0

I'm trying to point a subdomain to a different IP address on a different server, but for some reason it's only working every once in awhile (say 1 out of 20 times). Browsing to http//galera.domain.com throws a "took to long to respond" error and changes the URL to https//galera.domain.com.

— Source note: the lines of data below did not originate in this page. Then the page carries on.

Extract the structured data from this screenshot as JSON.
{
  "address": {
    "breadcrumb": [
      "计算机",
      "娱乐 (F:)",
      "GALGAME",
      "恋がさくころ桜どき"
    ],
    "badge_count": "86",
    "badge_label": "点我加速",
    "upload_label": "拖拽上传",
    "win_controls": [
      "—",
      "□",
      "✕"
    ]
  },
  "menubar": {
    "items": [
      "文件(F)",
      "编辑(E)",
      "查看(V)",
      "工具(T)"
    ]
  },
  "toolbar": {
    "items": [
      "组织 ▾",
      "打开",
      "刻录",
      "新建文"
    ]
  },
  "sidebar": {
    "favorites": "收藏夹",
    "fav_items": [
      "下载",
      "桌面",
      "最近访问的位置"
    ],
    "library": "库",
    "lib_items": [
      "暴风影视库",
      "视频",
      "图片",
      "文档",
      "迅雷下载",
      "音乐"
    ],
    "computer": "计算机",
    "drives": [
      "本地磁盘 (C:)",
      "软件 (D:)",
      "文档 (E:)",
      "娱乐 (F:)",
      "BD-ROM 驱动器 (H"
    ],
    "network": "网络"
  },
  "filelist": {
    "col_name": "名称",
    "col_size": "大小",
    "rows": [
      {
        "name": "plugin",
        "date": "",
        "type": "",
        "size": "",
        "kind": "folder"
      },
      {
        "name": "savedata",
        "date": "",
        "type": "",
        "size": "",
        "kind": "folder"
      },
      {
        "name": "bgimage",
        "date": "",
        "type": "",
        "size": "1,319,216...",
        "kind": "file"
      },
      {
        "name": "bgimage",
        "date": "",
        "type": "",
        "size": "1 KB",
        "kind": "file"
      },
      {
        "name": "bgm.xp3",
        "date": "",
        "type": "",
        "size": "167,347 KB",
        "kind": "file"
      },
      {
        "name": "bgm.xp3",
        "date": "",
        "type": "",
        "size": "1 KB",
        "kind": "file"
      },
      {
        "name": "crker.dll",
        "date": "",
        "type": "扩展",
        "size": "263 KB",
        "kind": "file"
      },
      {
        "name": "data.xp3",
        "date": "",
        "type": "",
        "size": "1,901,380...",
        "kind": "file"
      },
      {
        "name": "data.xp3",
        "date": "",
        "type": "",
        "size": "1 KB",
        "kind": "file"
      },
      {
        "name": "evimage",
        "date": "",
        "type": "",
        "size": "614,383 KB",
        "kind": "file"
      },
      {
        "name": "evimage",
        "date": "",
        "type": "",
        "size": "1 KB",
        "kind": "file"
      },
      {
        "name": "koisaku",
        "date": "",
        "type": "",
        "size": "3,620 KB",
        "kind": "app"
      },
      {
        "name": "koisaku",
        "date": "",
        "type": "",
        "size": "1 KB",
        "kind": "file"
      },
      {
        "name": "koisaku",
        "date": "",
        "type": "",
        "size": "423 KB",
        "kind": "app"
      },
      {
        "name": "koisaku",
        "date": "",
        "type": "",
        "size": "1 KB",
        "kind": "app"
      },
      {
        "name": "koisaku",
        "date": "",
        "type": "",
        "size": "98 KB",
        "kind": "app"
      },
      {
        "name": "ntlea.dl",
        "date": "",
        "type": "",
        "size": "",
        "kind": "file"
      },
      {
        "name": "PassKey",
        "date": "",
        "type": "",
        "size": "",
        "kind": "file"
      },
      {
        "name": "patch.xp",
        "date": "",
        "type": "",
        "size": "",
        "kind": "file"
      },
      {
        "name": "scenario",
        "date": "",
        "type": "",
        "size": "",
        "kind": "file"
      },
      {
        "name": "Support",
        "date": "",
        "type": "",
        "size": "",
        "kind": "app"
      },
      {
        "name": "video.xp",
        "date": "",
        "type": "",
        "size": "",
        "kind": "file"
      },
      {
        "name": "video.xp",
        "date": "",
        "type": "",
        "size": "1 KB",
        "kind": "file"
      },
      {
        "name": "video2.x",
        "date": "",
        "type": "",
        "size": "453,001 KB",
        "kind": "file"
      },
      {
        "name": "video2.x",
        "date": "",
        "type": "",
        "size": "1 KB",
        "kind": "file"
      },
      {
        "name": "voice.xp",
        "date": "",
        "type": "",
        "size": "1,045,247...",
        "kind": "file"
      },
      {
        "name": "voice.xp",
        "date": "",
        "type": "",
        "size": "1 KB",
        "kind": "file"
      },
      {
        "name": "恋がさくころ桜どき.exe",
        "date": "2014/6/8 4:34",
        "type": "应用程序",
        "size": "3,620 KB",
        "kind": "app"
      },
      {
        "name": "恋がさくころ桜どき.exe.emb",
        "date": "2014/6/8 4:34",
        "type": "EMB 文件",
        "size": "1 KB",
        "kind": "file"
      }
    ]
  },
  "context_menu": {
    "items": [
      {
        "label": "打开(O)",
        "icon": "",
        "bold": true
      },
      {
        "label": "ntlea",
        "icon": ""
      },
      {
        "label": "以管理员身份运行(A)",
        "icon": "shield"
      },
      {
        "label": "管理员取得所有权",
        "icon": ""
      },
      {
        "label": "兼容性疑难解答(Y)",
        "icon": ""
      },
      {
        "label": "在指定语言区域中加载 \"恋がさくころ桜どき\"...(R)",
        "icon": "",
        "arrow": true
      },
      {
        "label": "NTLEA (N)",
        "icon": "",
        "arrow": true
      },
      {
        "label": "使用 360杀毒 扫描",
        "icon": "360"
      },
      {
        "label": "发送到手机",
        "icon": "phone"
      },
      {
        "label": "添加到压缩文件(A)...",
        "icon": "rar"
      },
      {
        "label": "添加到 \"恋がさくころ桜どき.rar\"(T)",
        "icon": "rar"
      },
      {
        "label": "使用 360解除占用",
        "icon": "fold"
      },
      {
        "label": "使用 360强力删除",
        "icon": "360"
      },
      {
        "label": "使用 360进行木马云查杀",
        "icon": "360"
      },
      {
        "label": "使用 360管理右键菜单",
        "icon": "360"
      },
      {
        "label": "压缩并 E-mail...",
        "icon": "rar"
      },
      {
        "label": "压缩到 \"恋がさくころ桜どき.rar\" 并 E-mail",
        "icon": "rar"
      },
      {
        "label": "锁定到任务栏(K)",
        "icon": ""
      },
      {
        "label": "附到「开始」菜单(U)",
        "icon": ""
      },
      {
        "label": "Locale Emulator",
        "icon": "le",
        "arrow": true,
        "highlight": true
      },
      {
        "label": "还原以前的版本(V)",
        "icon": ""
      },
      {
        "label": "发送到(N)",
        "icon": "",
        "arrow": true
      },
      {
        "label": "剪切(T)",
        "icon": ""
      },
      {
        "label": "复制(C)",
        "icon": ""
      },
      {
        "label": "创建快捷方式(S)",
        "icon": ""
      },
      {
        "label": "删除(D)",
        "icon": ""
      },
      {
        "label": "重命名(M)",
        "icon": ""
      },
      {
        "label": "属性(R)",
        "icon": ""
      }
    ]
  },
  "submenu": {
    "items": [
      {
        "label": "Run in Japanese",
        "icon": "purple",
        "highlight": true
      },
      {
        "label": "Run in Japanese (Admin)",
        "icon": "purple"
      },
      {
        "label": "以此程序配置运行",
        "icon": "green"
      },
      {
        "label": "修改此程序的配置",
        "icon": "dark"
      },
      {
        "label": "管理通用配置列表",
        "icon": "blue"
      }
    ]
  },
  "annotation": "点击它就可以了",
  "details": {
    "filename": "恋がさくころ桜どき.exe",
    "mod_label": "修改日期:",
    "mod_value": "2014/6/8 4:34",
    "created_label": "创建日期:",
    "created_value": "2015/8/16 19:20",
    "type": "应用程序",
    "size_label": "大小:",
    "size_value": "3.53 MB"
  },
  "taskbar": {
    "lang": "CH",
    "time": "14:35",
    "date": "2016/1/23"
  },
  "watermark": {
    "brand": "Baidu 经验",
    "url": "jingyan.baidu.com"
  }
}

Browsing directly to the IP address works fine all the time.

Here's my current setup:

Server 1 (nginx):
IP_ADDRESS_1 .
HSTS is enabled [Strict Transport Security (max-age=63072000; includeSubdomains)]
DNS for domain.com / www.domain.com points to IP_ADDRESS_1 

server {
    listen 80 default_server;
    listen [::]:80 default_server;
    server_name domain.com www.domain.com;
    return 301 https://$server_name$request_uri;
}

server {

    # SSL configuration
    listen 443 ssl http2 default_server;
    listen [::]:443 ssl http2 default_server;
    include snippets/ssl-domain.com.conf;
    include snippets/ssl-params.conf;

    root /var/www/html;

    index index.php index.html index.htm index.nginx-debian.html;

    server_name domain.com;

    location / {
            try_files $uri $uri/ =404;
    }


    location ~ \.php$ {
            include snippets/fastcgi-php.conf;
            fastcgi_pass unix:/run/php/php7.0-fpm.sock;
    }

    location ~ /\.ht {
            deny all;
    }

}

Here is Server 1's /etc/nginx/snippets/ssl-params.conf file:

ssl_protocols TLSv1 TLSv1.1 TLSv1.2;
ssl_prefer_server_ciphers on;
ssl_ciphers "EECDH+AESGCM:EDH+AESGCM:AES256+EECDH:AES256+EDH";
ssl_ecdh_curve secp384r1;
ssl_session_cache shared:SSL:10m;
ssl_session_tickets off;
ssl_stapling on;
ssl_stapling_verify on;
resolver 8.8.8.8 8.8.4.4 valid=300s;
resolver_timeout 10s;

add_header Strict-Transport-Security "max-age=63072000; includeSubdomains";
add_header X-Frame-Options DENY;
add_header X-Content-Type-Options nosniff;

ssl_dhparam /etc/ssl/certs/dhparam.pem;

Server 2 (galera cluster #1 with phpmyadmin running on apache):
IP_ADDRESS_2
DNS for galera.domain.com points to IP_ADDRESS_2 

<VirtualHost *:80>

    ServerAdmin me@domain.com
    ServerName galera.domain.com
    DocumentRoot /usr/share/phpmyadmin

    ErrorLog ${APACHE_LOG_DIR}/error.log
    CustomLog ${APACHE_LOG_DIR}/access.log combined

</VirtualHost>

Hoping you can all help shed some light on this most likely simple problem.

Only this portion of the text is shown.